Une force invisible vient secouer DAP3 dans tous les sens. Un vent fort l'entraîne vers le Sud-Ouest. L'anémomètre estime des rafales à deux-cent kilomètres heure, et cela ne fait qu'empirer avec la descente. La sonde risque des dommages si elle s'aventure plus bas. Il est temps de passer en mode stationnaire.
Son cerveau initie la procédure. De sa tête sphérique s'échappe un ballon blanc qu'une pompe remplit d'air. Pendant que celui-ci décuple son volume, son enveloppe aluminée capte les infrarouges pour réchauffer les gaz à l'intérieur. Devenant moins dense, il s'élève en emportant avec lui le robot. DAP3 replie son parachute et poursuis son odyssée à six kilomètres d'altitude.
Des heures monotones s'écoulent. En rythme de croisière, DAP3 mesure une nouvelle fois la composition de l'air. Diazote à quatre-vingt-dix pour cent, dioxygène à huit pour cent, et deux pour cent de gaz à effet de serre. Jamais atmosphère si idéale n'a été rencontrée sur d'autres mondes. Si elle n'était pas recouverte d'eau, Meg 15 serait parfaite. Cette idée persiste à l'esprit de Matthew.
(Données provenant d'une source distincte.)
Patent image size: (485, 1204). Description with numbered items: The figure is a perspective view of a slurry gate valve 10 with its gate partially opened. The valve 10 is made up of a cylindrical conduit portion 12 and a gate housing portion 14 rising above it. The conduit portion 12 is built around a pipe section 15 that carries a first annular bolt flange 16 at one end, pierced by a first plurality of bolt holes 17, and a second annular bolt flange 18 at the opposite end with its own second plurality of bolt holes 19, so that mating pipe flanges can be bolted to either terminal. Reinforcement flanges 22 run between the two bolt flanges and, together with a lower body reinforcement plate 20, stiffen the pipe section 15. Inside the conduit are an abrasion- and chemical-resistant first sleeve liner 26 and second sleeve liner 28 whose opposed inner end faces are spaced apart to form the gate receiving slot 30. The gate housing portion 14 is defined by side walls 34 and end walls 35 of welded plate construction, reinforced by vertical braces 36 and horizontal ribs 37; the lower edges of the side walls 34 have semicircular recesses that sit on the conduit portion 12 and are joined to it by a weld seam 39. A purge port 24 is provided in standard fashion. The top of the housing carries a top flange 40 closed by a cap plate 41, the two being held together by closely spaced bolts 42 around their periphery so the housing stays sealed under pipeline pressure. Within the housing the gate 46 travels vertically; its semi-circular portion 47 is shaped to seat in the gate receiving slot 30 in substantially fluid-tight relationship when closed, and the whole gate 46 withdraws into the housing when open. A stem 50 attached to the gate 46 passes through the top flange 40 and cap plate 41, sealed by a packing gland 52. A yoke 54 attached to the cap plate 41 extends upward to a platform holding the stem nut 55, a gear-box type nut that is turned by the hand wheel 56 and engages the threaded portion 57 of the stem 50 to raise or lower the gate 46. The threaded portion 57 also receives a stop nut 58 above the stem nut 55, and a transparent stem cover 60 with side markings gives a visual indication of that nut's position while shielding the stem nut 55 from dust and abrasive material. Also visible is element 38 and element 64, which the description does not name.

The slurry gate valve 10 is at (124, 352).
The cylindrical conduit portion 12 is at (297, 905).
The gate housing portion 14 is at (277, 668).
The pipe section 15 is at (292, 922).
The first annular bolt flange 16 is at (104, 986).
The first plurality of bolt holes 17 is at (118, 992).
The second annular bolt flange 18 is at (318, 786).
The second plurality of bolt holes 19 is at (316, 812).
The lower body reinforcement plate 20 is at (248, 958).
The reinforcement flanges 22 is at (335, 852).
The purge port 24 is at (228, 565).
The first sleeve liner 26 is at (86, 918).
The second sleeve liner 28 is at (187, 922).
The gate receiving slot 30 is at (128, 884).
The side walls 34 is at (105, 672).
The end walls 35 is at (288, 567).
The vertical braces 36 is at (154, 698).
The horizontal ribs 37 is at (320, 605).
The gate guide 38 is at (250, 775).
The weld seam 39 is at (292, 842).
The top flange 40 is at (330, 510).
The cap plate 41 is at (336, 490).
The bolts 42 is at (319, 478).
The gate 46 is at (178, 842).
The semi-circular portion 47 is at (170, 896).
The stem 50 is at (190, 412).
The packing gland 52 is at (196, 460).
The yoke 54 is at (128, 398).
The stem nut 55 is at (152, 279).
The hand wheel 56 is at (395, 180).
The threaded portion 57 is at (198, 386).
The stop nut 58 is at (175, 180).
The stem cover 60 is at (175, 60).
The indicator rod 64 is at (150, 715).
Si seulement Eva la voyait, si seulement elle le voyait.
La femme lui manque, son cœur se déchire. Des larmes coulent sur ses joues.
Il en a assez vu pour aujourd'hui. La fatigue le gagne, il se retire.
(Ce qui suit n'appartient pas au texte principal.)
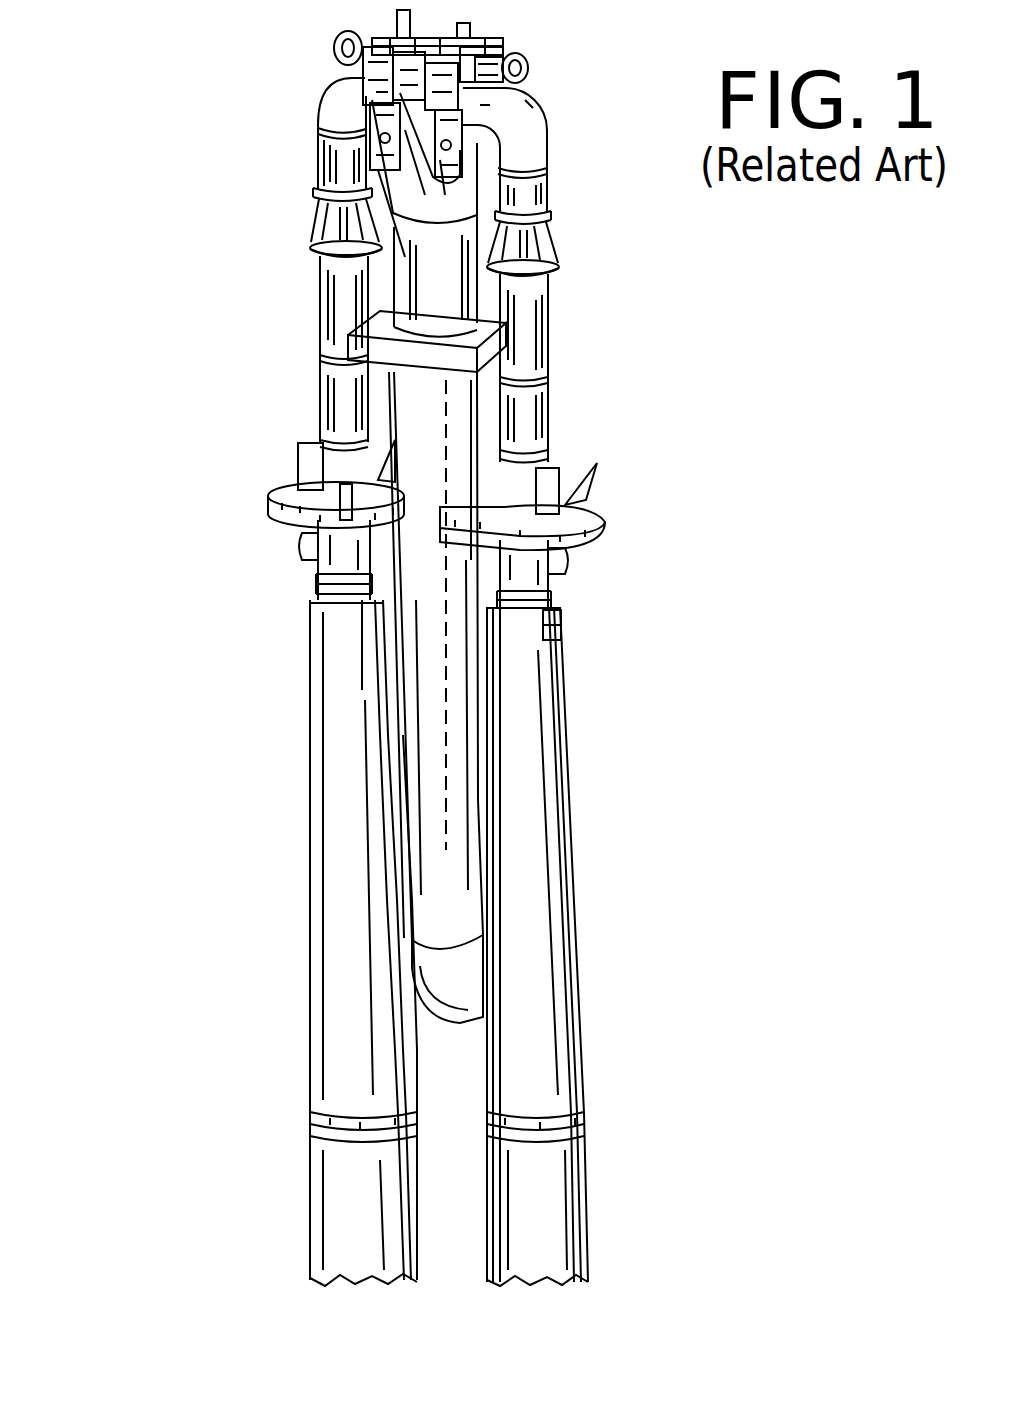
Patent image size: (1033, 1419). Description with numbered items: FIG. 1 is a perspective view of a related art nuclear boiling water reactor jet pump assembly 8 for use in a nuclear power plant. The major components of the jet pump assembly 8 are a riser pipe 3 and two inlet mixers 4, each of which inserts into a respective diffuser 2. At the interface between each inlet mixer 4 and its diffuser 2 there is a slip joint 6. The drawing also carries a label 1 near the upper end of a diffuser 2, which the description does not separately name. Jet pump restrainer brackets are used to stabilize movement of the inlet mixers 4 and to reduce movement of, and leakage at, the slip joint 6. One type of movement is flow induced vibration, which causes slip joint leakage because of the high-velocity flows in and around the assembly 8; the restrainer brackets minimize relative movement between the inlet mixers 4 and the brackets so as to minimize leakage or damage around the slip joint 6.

The jet pump assembly 8 is at (266, 223).
The inlet mixer 4 is at (525, 342).
The riser pipe 3 is at (432, 715).
The slip joint 6 is at (609, 441).
The diffuser 2 is at (533, 737).
The casing clip 1 is at (538, 640).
DAP3 continue seule. Les orages ne cessent de défiler, interminables. Puis, finalement, des éclaircis. La mer de nuage se dissipe. Le visage de Meg 15 se présente aux caméras. Un océan de bleu profond se meut au rythme de vagues géantes. Des masses d'eau se soulèvent en rang. Elles traversent le globe, paisibles. La lumière court sur ce paysage jusqu'à la tombée de la nuit.